El estilo de vida sedentario infantil, es decir, estar sentado o acostado como
postura predominante, es preocupante sobre todo en el sur de Europa, donde los niños/as
han dejado de jugar en las calles o de desplazarse a pie o en bicicleta al colegio, dada la
potencial inseguridad que conlleva, junto a un incremento de las actividades que suponen
un bajo nivel de energía con las consolas, videojuegos, Internet, etc. Por tanto, el
comportamiento sedentario lo encontramos en el entorno escolar, en el transporte y en el
tiempo libre. El sedentarismo está relacionado con una peor condición cardiorrespiratoria
(Varela-Moreiras et al., 2013).
El problema para la salud pública que supone el sobrepeso y la obesidad infantil
en Europa está siendo considerada una epidemia (Van Stralen et al., 2012; Wang &
Lobstein, 2006; cit. in De Ruiter et al., 2017; Manonelles-Marqueta et al., 2008), también
a nivel mundial (Aristizabal et al., 2015; Ferrari et al., 2012) es importante dar prioridad
a la prevención en las primeras edades de la vida del exceso de peso, evitando los
problemas asociados a corto y largo plazo (De Ruiter et al., 2017; Dobashi et al., 2017).
La prevención y tratamiento infantil del exceso de peso tiene una posición importante en
evitar la morbilidad y mortalidad en los adultos, prevención que debe conllevar un cambio
y mejora en el estilo de vida infantil (Martínez-Álvarez et al., 2013).
En la sociedad actual, en la que los niños/as son denominados “nativos digitales”,
han nacido inmersos en un mundo dominado por la pantalla, ya sea la pantalla del
ordenador, móvil, tablet o televisión; es ese uso de la pantalla, medido a través del tiempo
de uso de pantalla lo que cada vez mayor número de investigadores diagnostican como
factor relacionado con el sobrepeso y la obesidad, causante de problemas de salud
20
asociados, cuanto mayores sean los niveles de tiempo de pantalla, tal como nos indican
Stiglic & Viner (2019).
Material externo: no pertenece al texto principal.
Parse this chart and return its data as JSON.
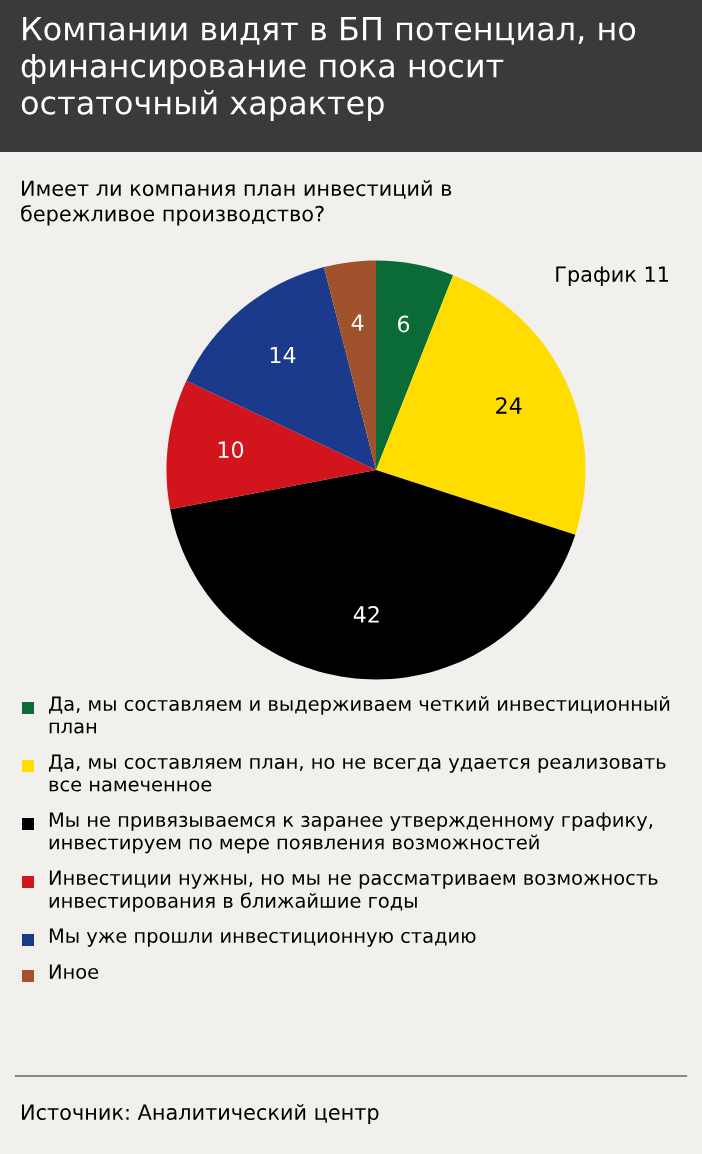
{
  "chart_data": {
    "type": "pie",
    "title": "Компании видят в БП потенциал, но финансирование пока носит остаточный характер",
    "subtitle": "Имеет ли компания план инвестиций в бережливое производство?",
    "annotations": [
      "График 11",
      "Источник: Аналитический центр"
    ],
    "categories": [
      "Да, мы составляем и выдерживаем четкий инвестиционный план",
      "Да, мы составляем план, но не всегда удается реализовать все намеченное",
      "Мы не привязываемся к заранее утвержденному графику, инвестируем по мере появления возможностей",
      "Инвестиции нужны, но мы не рассматриваем возможность инвестирования в ближайшие годы",
      "Мы уже прошли инвестиционную стадию",
      "Иное"
    ],
    "values": [
      6,
      24,
      42,
      10,
      14,
      4
    ],
    "colors": [
      "#0b6b37",
      "#ffdd00",
      "#000000",
      "#d2141c",
      "#1b3a8c",
      "#a0522d"
    ],
    "data_labels": true,
    "legend": "bottom"
  }
}
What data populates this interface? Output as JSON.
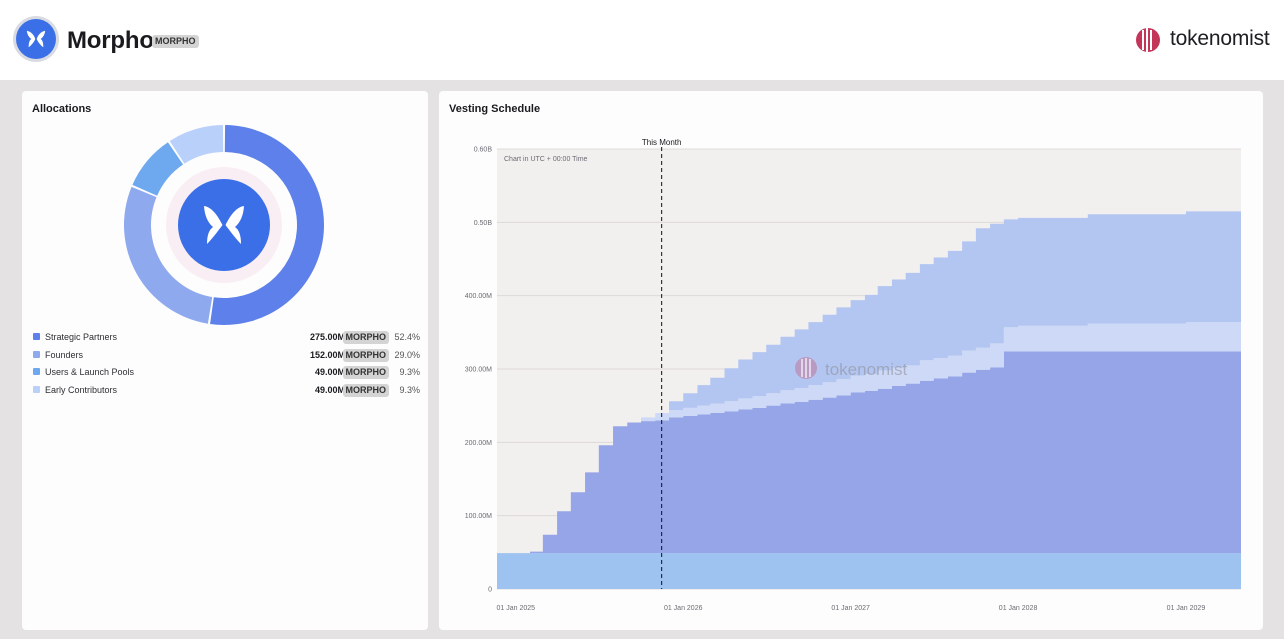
{
  "header": {
    "title": "Morpho",
    "ticker": "MORPHO",
    "brand": "tokenomist"
  },
  "allocations": {
    "title": "Allocations",
    "items": [
      {
        "label": "Strategic Partners",
        "amount": "275.00M",
        "ticker": "MORPHO",
        "percent": "52.4%",
        "value": 52.4,
        "color": "#5d80ea"
      },
      {
        "label": "Founders",
        "amount": "152.00M",
        "ticker": "MORPHO",
        "percent": "29.0%",
        "value": 29.0,
        "color": "#8ea9ee"
      },
      {
        "label": "Users & Launch Pools",
        "amount": "49.00M",
        "ticker": "MORPHO",
        "percent": "9.3%",
        "value": 9.3,
        "color": "#6ea9f0"
      },
      {
        "label": "Early Contributors",
        "amount": "49.00M",
        "ticker": "MORPHO",
        "percent": "9.3%",
        "value": 9.3,
        "color": "#b9d0fb"
      }
    ]
  },
  "vesting": {
    "title": "Vesting Schedule",
    "marker_label": "This Month",
    "note": "Chart in UTC + 00:00 Time",
    "watermark": "tokenomist"
  },
  "chart_data": {
    "type": "area",
    "stacked": true,
    "step": true,
    "ylim": [
      0,
      600
    ],
    "y_unit": "M",
    "y_ticks": [
      {
        "value": 0,
        "label": "0"
      },
      {
        "value": 100,
        "label": "100.00M"
      },
      {
        "value": 200,
        "label": "200.00M"
      },
      {
        "value": 300,
        "label": "300.00M"
      },
      {
        "value": 400,
        "label": "400.00M"
      },
      {
        "value": 500,
        "label": "0.50B"
      },
      {
        "value": 600,
        "label": "0.60B"
      }
    ],
    "x_ticks": [
      "01 Jan 2025",
      "01 Jan 2026",
      "01 Jan 2027",
      "01 Jan 2028",
      "01 Jan 2029"
    ],
    "x_range": [
      "2024-11-21",
      "2029-05-01"
    ],
    "marker_date": "2025-11-15",
    "grid": true,
    "legend": "none",
    "series": [
      {
        "color": "#9ec3f1",
        "points": [
          [
            "2024-11-21",
            49
          ],
          [
            "2029-05-01",
            49
          ]
        ]
      },
      {
        "color": "#95a5e8",
        "points": [
          [
            "2024-11-21",
            0
          ],
          [
            "2025-02-01",
            2
          ],
          [
            "2025-03-01",
            25
          ],
          [
            "2025-04-01",
            57
          ],
          [
            "2025-05-01",
            83
          ],
          [
            "2025-06-01",
            110
          ],
          [
            "2025-07-01",
            147
          ],
          [
            "2025-08-01",
            173
          ],
          [
            "2025-09-01",
            178
          ],
          [
            "2025-10-01",
            180
          ],
          [
            "2025-11-01",
            181
          ],
          [
            "2025-12-01",
            185
          ],
          [
            "2026-01-01",
            187
          ],
          [
            "2026-02-01",
            189
          ],
          [
            "2026-03-01",
            191
          ],
          [
            "2026-04-01",
            193
          ],
          [
            "2026-05-01",
            196
          ],
          [
            "2026-06-01",
            198
          ],
          [
            "2026-07-01",
            201
          ],
          [
            "2026-08-01",
            204
          ],
          [
            "2026-09-01",
            206
          ],
          [
            "2026-10-01",
            209
          ],
          [
            "2026-11-01",
            212
          ],
          [
            "2026-12-01",
            215
          ],
          [
            "2027-01-01",
            219
          ],
          [
            "2027-02-01",
            221
          ],
          [
            "2027-03-01",
            224
          ],
          [
            "2027-04-01",
            228
          ],
          [
            "2027-05-01",
            231
          ],
          [
            "2027-06-01",
            235
          ],
          [
            "2027-07-01",
            238
          ],
          [
            "2027-08-01",
            241
          ],
          [
            "2027-09-01",
            246
          ],
          [
            "2027-10-01",
            250
          ],
          [
            "2027-11-01",
            253
          ],
          [
            "2027-12-01",
            275
          ],
          [
            "2029-05-01",
            275
          ]
        ]
      },
      {
        "color": "#cdd9f7",
        "points": [
          [
            "2024-11-21",
            0
          ],
          [
            "2025-09-01",
            0
          ],
          [
            "2025-10-01",
            5
          ],
          [
            "2025-11-01",
            10
          ],
          [
            "2025-12-01",
            10
          ],
          [
            "2026-01-01",
            11
          ],
          [
            "2026-02-01",
            12
          ],
          [
            "2026-03-01",
            13
          ],
          [
            "2026-04-01",
            14
          ],
          [
            "2026-05-01",
            15
          ],
          [
            "2026-06-01",
            16
          ],
          [
            "2026-07-01",
            17
          ],
          [
            "2026-08-01",
            18
          ],
          [
            "2026-09-01",
            19
          ],
          [
            "2026-10-01",
            20
          ],
          [
            "2026-11-01",
            21
          ],
          [
            "2026-12-01",
            22
          ],
          [
            "2027-01-01",
            23
          ],
          [
            "2027-03-01",
            25
          ],
          [
            "2027-06-01",
            28
          ],
          [
            "2027-09-01",
            30
          ],
          [
            "2027-11-01",
            33
          ],
          [
            "2028-01-01",
            35
          ],
          [
            "2028-06-01",
            38
          ],
          [
            "2029-01-01",
            40
          ],
          [
            "2029-05-01",
            49
          ]
        ]
      },
      {
        "color": "#b3c6f1",
        "points": [
          [
            "2024-11-21",
            0
          ],
          [
            "2025-11-01",
            0
          ],
          [
            "2025-12-01",
            12
          ],
          [
            "2026-01-01",
            20
          ],
          [
            "2026-02-01",
            28
          ],
          [
            "2026-03-01",
            35
          ],
          [
            "2026-04-01",
            45
          ],
          [
            "2026-05-01",
            53
          ],
          [
            "2026-06-01",
            60
          ],
          [
            "2026-07-01",
            66
          ],
          [
            "2026-08-01",
            73
          ],
          [
            "2026-09-01",
            80
          ],
          [
            "2026-10-01",
            86
          ],
          [
            "2026-11-01",
            92
          ],
          [
            "2026-12-01",
            98
          ],
          [
            "2027-01-01",
            103
          ],
          [
            "2027-02-01",
            108
          ],
          [
            "2027-03-01",
            115
          ],
          [
            "2027-04-01",
            120
          ],
          [
            "2027-05-01",
            126
          ],
          [
            "2027-06-01",
            131
          ],
          [
            "2027-07-01",
            137
          ],
          [
            "2027-08-01",
            143
          ],
          [
            "2027-09-01",
            149
          ],
          [
            "2027-10-01",
            163
          ],
          [
            "2027-12-01",
            147
          ],
          [
            "2028-06-01",
            149
          ],
          [
            "2029-01-01",
            151
          ],
          [
            "2029-05-01",
            152
          ]
        ]
      }
    ]
  }
}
Este estudio de reciente publicación evidencia además la relación
entre el tiempo de uso de pantalla y una mayor ingesta de alimentos poco saludables y,
por tanto, una peor calidad de vida; además de peor autoestima, peor salud psicosocial,
síndrome metabólico y peor condición respiratoria. En este sentido, Klesges et al. (1993)
ya confirmó que la tasa metabólica (gasto energético en reposo) se reduce con el tiempo
de televisión, afectando por tanto al sobrepeso y obesidad; Domingues-Monatari et al.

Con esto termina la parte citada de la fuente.